A: The solution implements a non-invasive override to output tables as HTML instead of Markdown, preserving the structure and merged cells of the original table.

Q: What are the key changes made to the conversion process?


A: The key changes include:

  • Creating a CustomMarkdownify class that extends the _CustomMarkdownify class and overrides the convert_table(), convert_td(), convert_tr(), and convert_th() methods to return raw HTML elements.
  • Propagating the modified table handling through CustomHtmlConverter and CustomDocxConverter classes.
  • Swapping the default DocxConverter with CustomDocxConverter at runtime through the CustomMarkitdown class.

Q: What are the benefits of this solution?


A: The proposed solution offers several benefits, including:

  • Perfect fidelity for merged/complex tables
  • No upstream breaks (override-based, doesn’t modify core logic)
  • Works with renderers supporting HTML (GitHub, Typora, etc.)

Q: How can this solution be implemented?


A: The solution can be implemented by merging the CustomMarkdownify class, CustomHtmlConverter class, CustomDocxConverter class, and CustomMarkitdown class into the existing codebase.

Q: What are the potential use cases for this solution?


A: The proposed solution can be used in various scenarios, such as:

  • Converting complex tables from DOCX to Markdown for use in Markdown viewers.
  • Preserving merged cells and styling in Markdown documents.
  • Enhancing the accuracy of Markdown conversions for users who require precise table representation.

Q: Are there any potential drawbacks or limitations to this solution?


A: While the proposed solution addresses the issue of complex tables and merged cells, it may introduce additional complexity to the conversion process.
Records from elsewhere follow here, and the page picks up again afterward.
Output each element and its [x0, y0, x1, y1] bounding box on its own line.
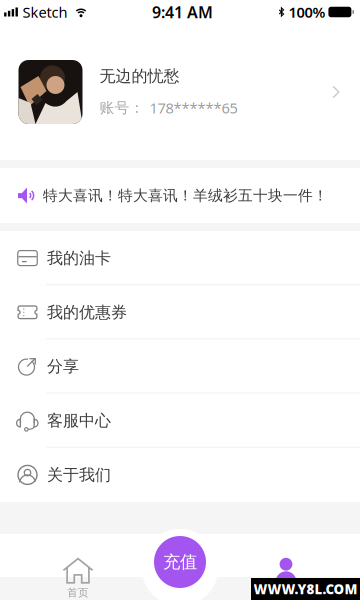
staticText: 特大喜讯！特大喜讯！羊绒衫五十块一件！	[43, 186, 328, 204]
button[interactable]: 特大喜讯！特大喜讯！羊绒衫五十块一件！	[0, 168, 360, 223]
button[interactable]: 我的	[241, 557, 331, 600]
staticText: 账号：	[100, 99, 144, 117]
staticText: 9:41 AM	[152, 1, 213, 23]
staticText: 无边的忧愁	[100, 66, 180, 86]
button[interactable]: 我的优惠券	[0, 285, 360, 339]
staticText: 我的油卡	[47, 248, 111, 268]
staticText: 首页	[67, 586, 89, 599]
button[interactable]: 我的油卡	[0, 231, 360, 285]
staticText: 客服中心	[47, 411, 111, 431]
staticText: 充值	[163, 551, 197, 573]
staticText: Sketch	[22, 2, 68, 22]
button[interactable]: 关于我们	[0, 448, 360, 502]
staticText: 100%	[288, 2, 325, 22]
staticText: 分享	[47, 357, 79, 376]
button[interactable]: 充值	[148, 530, 212, 594]
staticText: 我的优惠券	[47, 302, 127, 322]
button[interactable]: 无边的忧愁	[0, 24, 360, 160]
staticText: 我的	[275, 586, 297, 599]
button[interactable]: 分享	[0, 339, 360, 394]
button[interactable]: 客服中心	[0, 394, 360, 448]
staticText: 178******65	[150, 98, 238, 118]
button[interactable]: 首页	[33, 557, 123, 600]
staticText: WWW.Y8L.COM	[254, 580, 358, 598]
staticText: 关于我们	[47, 465, 111, 485]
Additionally, the solution relies on the CustomMarkdownify class, which may require modifications to the existing codebase.

Q: How can this solution be further improved or optimized?


A: To further improve or optimize the solution, consider the following:

  • Refine the CustomMarkdownify class to handle edge cases and improve performance.
  • Explore alternative solutions, such as using a dedicated table conversion library.
  • Conduct thorough testing and validation to ensure the solution works as expected in various scenarios.